Tech Stack
Architecture Professional

Architecture - Professional

This document is intended for the professional version, please refer to Architechture for the standard version instead. For the differences between standard and professional versions, please check Standard VS. Professional.

Overview

FeatBit is a scalable and fast Feature Management (opens in a new tab) platform. The mission of FeatBit is to empower all teams to deliver, control, experiment with, and monetize their software.

The overall architecture is as follows:

  • UI : Provides users a visual UI interface for managing and publishing feature flags (opens in a new tab), segments and experiments etc.
  • API Server : Provides data management capabilities for the UI and external integration services, such as flag triggers, code-references etc.
  • Evaluation Server : Provides a scalable and high-performance flag rule evaluation engine and a data distribution server.
  • Data Analytics server : Provides a data analytics engine. It assures the following services
    • Calculates the experiments and return its results in near real time.
    • Provides insights services for all analytics in the UI, the feature flag reporting for example.
  • SDK: We provide SDKs for all major languages and frameworks, providing quick access to FeatBit from your services and applications.
  • Redis : The cache layer to boost the performance.
  • Kafka : The message queue assuring high throughput asynchronous data communications among different services. It not only improves the overall performance, but also decouples the services.
  • MongoDB : The main database. All feature flags, segments, experiments, and end users data are stored in MongoDB.
  • ClickHouse : The database for analytics services. You can find all feature calling and metric calling logs in it.

Scalable and high performance

When designing the architecture, our most important and the only concerns were how to make it scalable and how to obtain the best performance possible. To do so, we carefully selected our tech stack and containerized all services, which makes it very easy to be deployed as a cluster and scale horizontally.

As for the data storage and data flow between services, in order to obtain the best performance possible, we introduced MongoDB as our main data store, Redis as system cache, Kafka as message queue, ClickHouse as data store for analytic and A/B/n testing data etc. We are using Multiplexing and Pub & Sub system to send/receive messages between services, the average reaction time is in milliseconds.

The push of feature flag changes or other configurations to SDKs is near real time. It takes less than 100 milliseconds to push the data to SDKs when a flag is changed from the UI. Instead of long polling, the WebSocket solution is adopted as it can proactively push the changes to SDKs once it happens. Of course, this is not cost free, it can consume enormous memory when huge number of concurrent requests happen. To avoid being a memory monster, we have carefully selected the way to serialize and deserialize data, so it doesn't consume extra memory during the serialization and deserialization process.

Data flows

When the system is running, data flows between different services. There are four main data flows:

Data sync (feature flags / Segments) data flow

The feature flag / Segment data is stored in MongoDB, it is the most important data store and serves for all major features of FeatBit.

After a connection has been established between a client or server SDK and evaluation server, the SDK would send a data sync request attached with the timestamp of the latest changes to evaluation server, evaluation server will check that timestamp and fetch eligible feature flags and segments from Redis, after an eventual evaluation process (only for client SDK), the result would be sent back to SDK. The response has one of the two types:

  • full: the response contains all feature flags and segments
  • patch: the response contains only the new feature flags and segments created or updated since the timestamp

Feature flag / Segment changes data flow

When a user changes a feature flag or a segment from the UI, in addition to store data in MongoDB, the API server also pushes the changes to Kafka, Evaluation server reads those changes, update Redis, evaluate feature flags related to the changes and sends related feature flags or evaluation results to client/server side SDK through WebSocket connections.

End user data flow

End user data is stored in MongoDB and serves for feature flag and segment targeting.

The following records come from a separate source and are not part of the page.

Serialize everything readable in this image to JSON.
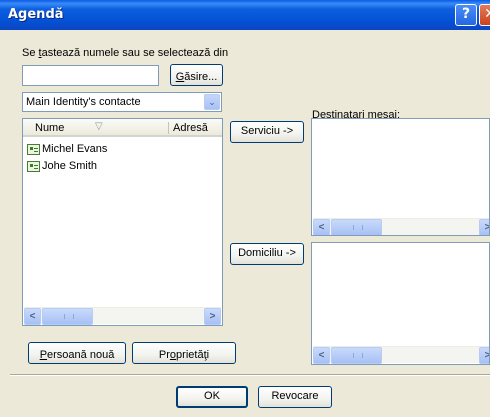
{
  "window": {
    "title": "Agendă",
    "help_label": "?",
    "close_label": "✕"
  },
  "search": {
    "prompt_prefix": "Se ",
    "prompt_key": "t",
    "prompt_suffix": "astează numele sau se selectează din",
    "value": "",
    "find_key": "G",
    "find_rest": "ăsire..."
  },
  "source": {
    "selected": "Main Identity's contacte",
    "arrow": "⌄"
  },
  "contacts": {
    "columns": [
      "Nume",
      "Adresă"
    ],
    "sort_indicator": "▽",
    "rows": [
      {
        "name": "Michel Evans"
      },
      {
        "name": "Johe Smith"
      }
    ]
  },
  "buttons": {
    "serviciu": "Serviciu ->",
    "domiciliu": "Domiciliu ->",
    "new_contact_key": "P",
    "new_contact_rest": "ersoană nouă",
    "properties_pre": "Pr",
    "properties_key": "o",
    "properties_rest": "prietăţi",
    "ok": "OK",
    "cancel": "Revocare"
  },
  "recipients": {
    "label_pre": "Destinatari ",
    "label_key": "m",
    "label_rest": "esaj:"
  },
  "scroll": {
    "left": "<",
    "right": ">"
  }
}
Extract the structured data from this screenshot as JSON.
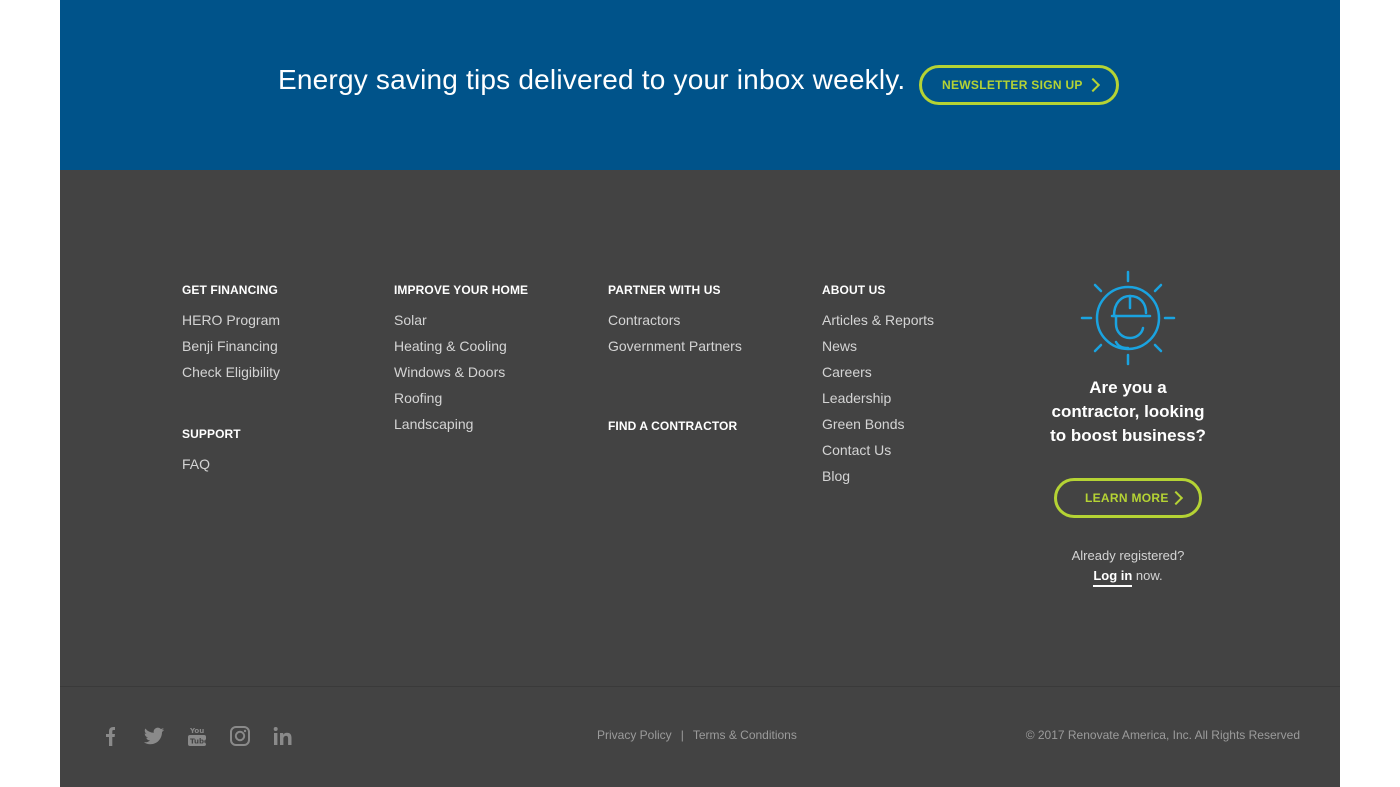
{
  "newsletter": {
    "tagline": "Energy saving tips delivered to your inbox weekly.",
    "button_label": "NEWSLETTER SIGN UP"
  },
  "footer": {
    "columns": [
      {
        "heading": "GET FINANCING",
        "links": [
          "HERO Program",
          "Benji Financing",
          "Check Eligibility"
        ],
        "section2_heading": "SUPPORT",
        "section2_links": [
          "FAQ"
        ]
      },
      {
        "heading": "IMPROVE YOUR HOME",
        "links": [
          "Solar",
          "Heating & Cooling",
          "Windows & Doors",
          "Roofing",
          "Landscaping"
        ]
      },
      {
        "heading": "PARTNER WITH US",
        "links": [
          "Contractors",
          "Government Partners"
        ],
        "section2_heading": "FIND A CONTRACTOR"
      },
      {
        "heading": "ABOUT US",
        "links": [
          "Articles & Reports",
          "News",
          "Careers",
          "Leadership",
          "Green Bonds",
          "Contact Us",
          "Blog"
        ]
      }
    ],
    "contractor": {
      "icon": "contractor-helmet-icon",
      "pitch_line1": "Are you a",
      "pitch_line2": "contractor, looking",
      "pitch_line3": "to boost business?",
      "button_label": "LEARN MORE",
      "already": "Already registered?",
      "login_label": "Log in",
      "login_suffix": " now."
    }
  },
  "bottom": {
    "social": [
      "facebook-icon",
      "twitter-icon",
      "youtube-icon",
      "instagram-icon",
      "linkedin-icon"
    ],
    "privacy": "Privacy Policy",
    "separator": "|",
    "terms": "Terms & Conditions",
    "copyright": "© 2017 Renovate America, Inc. All Rights Reserved"
  },
  "colors": {
    "newsletter_bg": "#00538a",
    "footer_bg": "#434343",
    "accent_green": "#b5d334",
    "icon_blue": "#1aa3e0"
  }
}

When client SDK establishes a WebSocket connection or switches to another user (by calling the identify API), or client/server SDK sends track message, Evaluation server sends end user information to Kafka, then API server reads that data and update/insert into MongoDB.

Feature flag (opens in a new tab) and metric track data flow

Feature flag and metric track data is stored in ClickHouse and serves for A/B/n testing (experimentation) and reporting.

When client/server SDK sends feature flag and metric track messages to Evaluation server, the latter forwards the track messages to Kafka, Data analytics servers reads track messages from Kafka and stores them in ClickHouse.

You are the only owner of all your data

The overall architecture also ensures privacy aspects since all the data and communication stays within the system. It will not send any data to any third party service. You are the only owner of all your data, which also allows us to confidently state that we are fully GDPR (opens in a new tab) compliant.